Hard to stay away from Jason Christie here. Not only is he leading the AOY race, he hasn’t missed a check all year and finished second at Toledo and seventh at Rayburn. Perhaps even more notably, he won the last time the Elites were at Dardanelle. Unfortunately, I am constitutionally unable to pick such obvious favorites, and I’m looking for the Hack Attack to get me some points while everyone else rides the Christie train. Hackney is no slouch at Dardanelle, either, with a third-place finish in 2014 and an eighth-place finish in the 2007 Major to go along with a money finish in 2009. If the lake is muddy and fishes small, look for him to pick apart a discrete area and take home the hardware.


I’m tempted to pick Randall Tharp here, because other than the worst bomb of his Elite career at Toledo Bend he’s having an exceptional season. His 80th-place finish here in 2014 scares me a bit, because other than the Delaware River it was the worst finish of a very good rookie season. Therefore I’m going with Swindle, who isn’t fishing quite as well as he did last year, but coming off an eleventh-place finish at Rayburn things are just getting better. In 2014, he finished just 4 ounces behind Christie, and he was also in the money in 2009, and finished 14th in the 2007 Major. Look for the little brown jig to make an appearance. If that doesn’t work, he’ll switch to a black jig. Keep it simple, stay in the money, lather, rinse, repeat.


Lots of good jig fishermen in this bracket, headed by Mike Iaconelli who finished sixth at Dardanelle in 2014. Matt Herren had a clunker in that tournament, ending up 72nd, but he was ninth in 2009. At 51st in the AOY race, he needs a good finish to make up some ground before the tour heads north. The stakes are slightly less critical for Ike, who is all but assured to do well in brown fish country. Furthermore, Herren has alternated good finishes with bad ones this year (ninth-94th-29th-95th-eighth-60th), and this one should be on the upward swing.

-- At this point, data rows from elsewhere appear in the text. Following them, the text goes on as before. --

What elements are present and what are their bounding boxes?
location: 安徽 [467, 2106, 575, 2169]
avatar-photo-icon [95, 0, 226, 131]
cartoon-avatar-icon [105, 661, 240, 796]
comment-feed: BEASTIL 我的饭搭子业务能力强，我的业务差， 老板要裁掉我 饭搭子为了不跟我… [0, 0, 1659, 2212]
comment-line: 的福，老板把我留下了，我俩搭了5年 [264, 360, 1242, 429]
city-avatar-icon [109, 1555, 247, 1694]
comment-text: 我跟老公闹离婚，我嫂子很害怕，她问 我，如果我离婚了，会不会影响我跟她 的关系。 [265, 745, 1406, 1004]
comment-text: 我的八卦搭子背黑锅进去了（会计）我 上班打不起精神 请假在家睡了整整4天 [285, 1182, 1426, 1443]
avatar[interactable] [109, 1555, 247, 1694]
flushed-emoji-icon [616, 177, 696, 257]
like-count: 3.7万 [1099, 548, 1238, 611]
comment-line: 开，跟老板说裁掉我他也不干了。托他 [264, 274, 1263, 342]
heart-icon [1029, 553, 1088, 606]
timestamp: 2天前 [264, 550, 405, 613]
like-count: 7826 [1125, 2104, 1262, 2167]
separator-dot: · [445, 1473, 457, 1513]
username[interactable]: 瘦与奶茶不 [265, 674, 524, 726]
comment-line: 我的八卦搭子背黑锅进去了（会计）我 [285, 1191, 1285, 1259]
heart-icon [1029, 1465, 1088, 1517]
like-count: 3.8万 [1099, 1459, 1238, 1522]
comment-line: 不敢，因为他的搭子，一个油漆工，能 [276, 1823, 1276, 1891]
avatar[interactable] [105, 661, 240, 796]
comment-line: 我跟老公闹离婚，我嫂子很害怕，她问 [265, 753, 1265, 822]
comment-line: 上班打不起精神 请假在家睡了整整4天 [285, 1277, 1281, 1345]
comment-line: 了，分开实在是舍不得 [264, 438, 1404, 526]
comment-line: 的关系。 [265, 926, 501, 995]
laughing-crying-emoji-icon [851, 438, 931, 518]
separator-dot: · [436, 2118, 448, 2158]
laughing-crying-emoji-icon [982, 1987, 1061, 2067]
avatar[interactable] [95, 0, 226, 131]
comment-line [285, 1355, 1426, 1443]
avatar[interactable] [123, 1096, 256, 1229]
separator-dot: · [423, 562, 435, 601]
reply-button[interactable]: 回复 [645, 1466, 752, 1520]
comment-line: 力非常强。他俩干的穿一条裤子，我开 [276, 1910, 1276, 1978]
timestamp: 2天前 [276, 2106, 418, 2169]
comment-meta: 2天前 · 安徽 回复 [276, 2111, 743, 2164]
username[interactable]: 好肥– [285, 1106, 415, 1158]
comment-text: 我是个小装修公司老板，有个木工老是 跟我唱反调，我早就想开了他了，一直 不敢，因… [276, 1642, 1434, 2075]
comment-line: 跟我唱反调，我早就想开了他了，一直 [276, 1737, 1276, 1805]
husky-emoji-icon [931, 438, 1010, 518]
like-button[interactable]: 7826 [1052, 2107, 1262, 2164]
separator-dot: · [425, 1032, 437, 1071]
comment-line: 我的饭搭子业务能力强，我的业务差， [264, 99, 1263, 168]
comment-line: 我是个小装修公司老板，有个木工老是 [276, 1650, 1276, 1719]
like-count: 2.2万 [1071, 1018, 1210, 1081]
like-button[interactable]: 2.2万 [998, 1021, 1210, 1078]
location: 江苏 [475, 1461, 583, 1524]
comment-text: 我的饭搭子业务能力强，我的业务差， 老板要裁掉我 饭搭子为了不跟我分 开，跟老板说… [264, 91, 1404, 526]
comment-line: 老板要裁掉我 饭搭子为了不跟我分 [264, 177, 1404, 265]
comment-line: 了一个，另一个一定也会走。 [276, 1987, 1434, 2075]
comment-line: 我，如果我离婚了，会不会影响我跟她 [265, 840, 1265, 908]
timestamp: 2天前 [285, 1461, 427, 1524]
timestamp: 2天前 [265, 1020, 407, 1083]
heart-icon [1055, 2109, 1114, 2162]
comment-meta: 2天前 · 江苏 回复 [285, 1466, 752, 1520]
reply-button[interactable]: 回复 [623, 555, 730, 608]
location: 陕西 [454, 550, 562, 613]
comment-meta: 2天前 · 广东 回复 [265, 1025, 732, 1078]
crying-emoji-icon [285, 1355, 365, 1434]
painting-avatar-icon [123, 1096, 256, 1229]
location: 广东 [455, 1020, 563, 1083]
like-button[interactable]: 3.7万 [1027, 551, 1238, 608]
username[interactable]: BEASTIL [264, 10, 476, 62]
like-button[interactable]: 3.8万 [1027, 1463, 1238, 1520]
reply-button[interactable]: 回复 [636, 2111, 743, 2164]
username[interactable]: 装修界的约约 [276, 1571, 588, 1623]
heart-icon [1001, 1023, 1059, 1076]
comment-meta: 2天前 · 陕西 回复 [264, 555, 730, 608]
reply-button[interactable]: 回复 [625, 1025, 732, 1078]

Skeet Reese remains a potential bargain in Bucket D, and I’m tempted to pick him again, but he burned me with a 98th-place finish at Rayburn. Not sure if he just zigged at the wrong time, or if there’s something wrong with his game. He was 12th at Dardanelle in 2014, sixth in 2009 and 18th at the 2007 Major. Instead, I’m going to take a flier on another angler who has burned me before, the up-and-down Tommy Biffle – just because I know he’ll throw a jig. Well, also because he’s finished in 30th and 35th the last two times the Elites have visited, and tied for 18th in the 2007 Major. After missing checks in the first four Elites, he was 29th at Rayburn. This one seems to set up well for him, whether it’s flipping his jig into shoreline cover or dragging a Biffle Bug over mid-range ledges.


There are lots of solid pros in Bucket E this time – names like Grigsby, Omori, Zaldain, Schultz, Chris Lane and Morgenthaler – any one of whom could break out and win this and create no surprise among the pundit class. Again, it has been an atypical year and there might be an explanation for their troubles so far, or there may be no explanation at all. I considered Terry Scroggins for a long time, as he’s twice finished in the 20s here, but ultimately went with Justin Lucas. He burned me earlier this year, but he finished 26th at Dardanelle in 2014, and made it into the Elite money line for the first time this year at Rayburn. He’s too talented to stay in the hole he’s dug for himself much longer.